3 – Martina Rodda Can Distributional Semantics tell us something about Homer?
Distributional Semantics is currently one of the most promising approaches to the study of meaning and language change in Computational Linguistics. The wider availability of big data and of reproducible algorithms for analysis has boosted its application to living languages in recent years. But can we use DS to study a dead language with a limited corpus like ancient Greek? And can this approach tell us something about such vexed questions in classical studies as the language and composition of the Homeric poems? My talk explores some answers to these questions, highlighting both promising results and current challenges.
4 – Rachele Sprugnoli and Marco Passarotti Latin Embeddings and the LiLa Knowledge Base of Interlinked Resources for Latin
In our talk, we present the structure and the linguistic resources currently included in the LiLa Knowledge Base, i.e. a collection of multifarious textual and lexical resources for Latin described with the same vocabulary of knowledge description and interlinked according to the principles of the Linked Data paradigm. We also present a set of lemma embeddings for Latin and a couple of experiments using such embeddings for inducing sentiment lexicons and for analyzing diachronical language change in two Latin corpora.
5 – Silvia Stopponi, Evelien de Graaf, Malvina Nissim and Saskia Peels (RUG) Creating an Open-Access Benchmark for the Evaluation of Distributional Semantic Models of Ancient Greek & Automatic lemmatization of Ancient Greek Inscriptions
The first part of the talk presents a work-in-progress aiming at building from human judgments an open-access benchmark for the evaluation of semantic models of ancient Greek, which will be freely accessible. We address the theoretical and practical problems encountered in the whole process, from the design of the two surveys used for data collection, to the post-processing and analysis of results. We focus in particular on the results of the first survey, and we will discuss some issues that arose during their analysis. We show how this data can be used to evaluate semantic models, but also to compare the knowledge of humans and machines about semantic relatedness.

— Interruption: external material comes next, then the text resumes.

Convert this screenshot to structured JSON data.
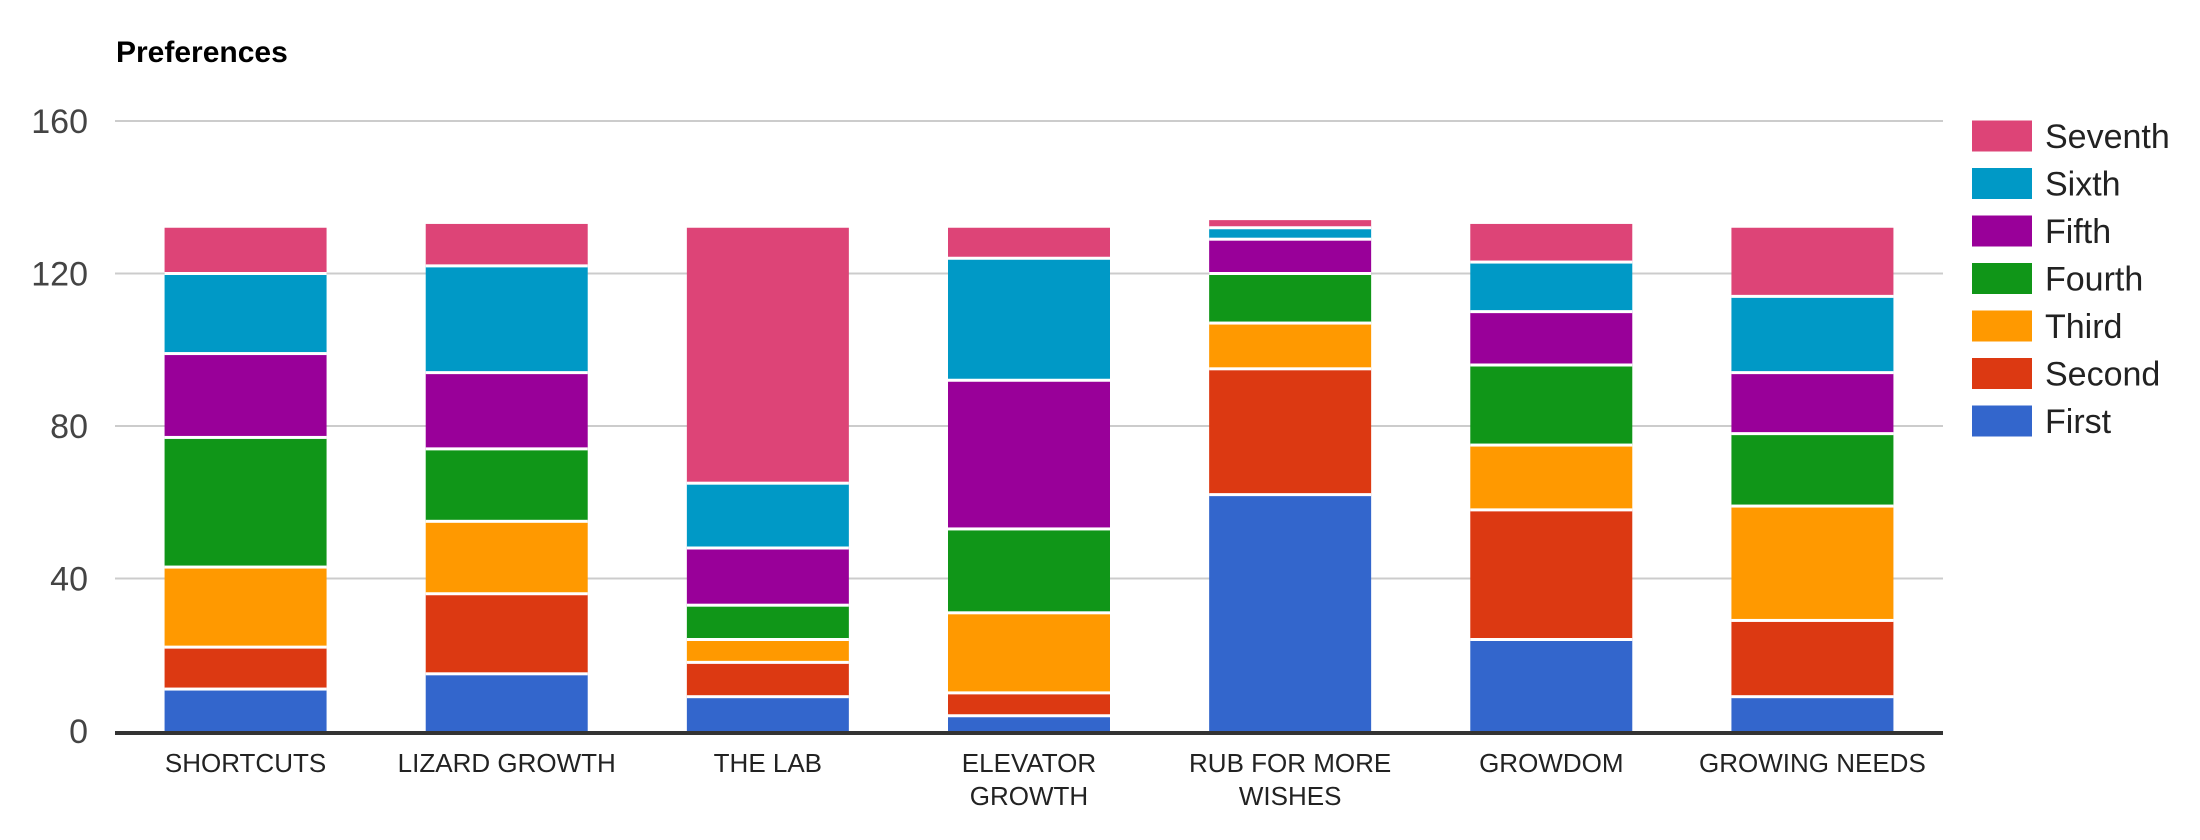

The second part of our talk focuses on our project regarding the Automatic lemmatization of Ancient Greek Inscriptions. Most existing lemmatizers for Ancient Greek have been trained on literary Greek and will thus perform worse on the highly varied Greek of inscriptions (regional dialect, spelling mistakes etc.). We present our analysis of the performance of three available lemmatizers for ancient Greek: GLEM (Bary et al., 2017), the Classical Language Toolkit lemmatizer (Burns, 2020) and the UDPipe lemmatizer (Straka, 2019) on the manually lemmatized corpus Collection of Greek Ritual Norms project (CGRN, Carbon et al., 2016). Besides this, we present our efforts in the creation of a lemmatizer specifically trained for Ancient Greek inscriptions.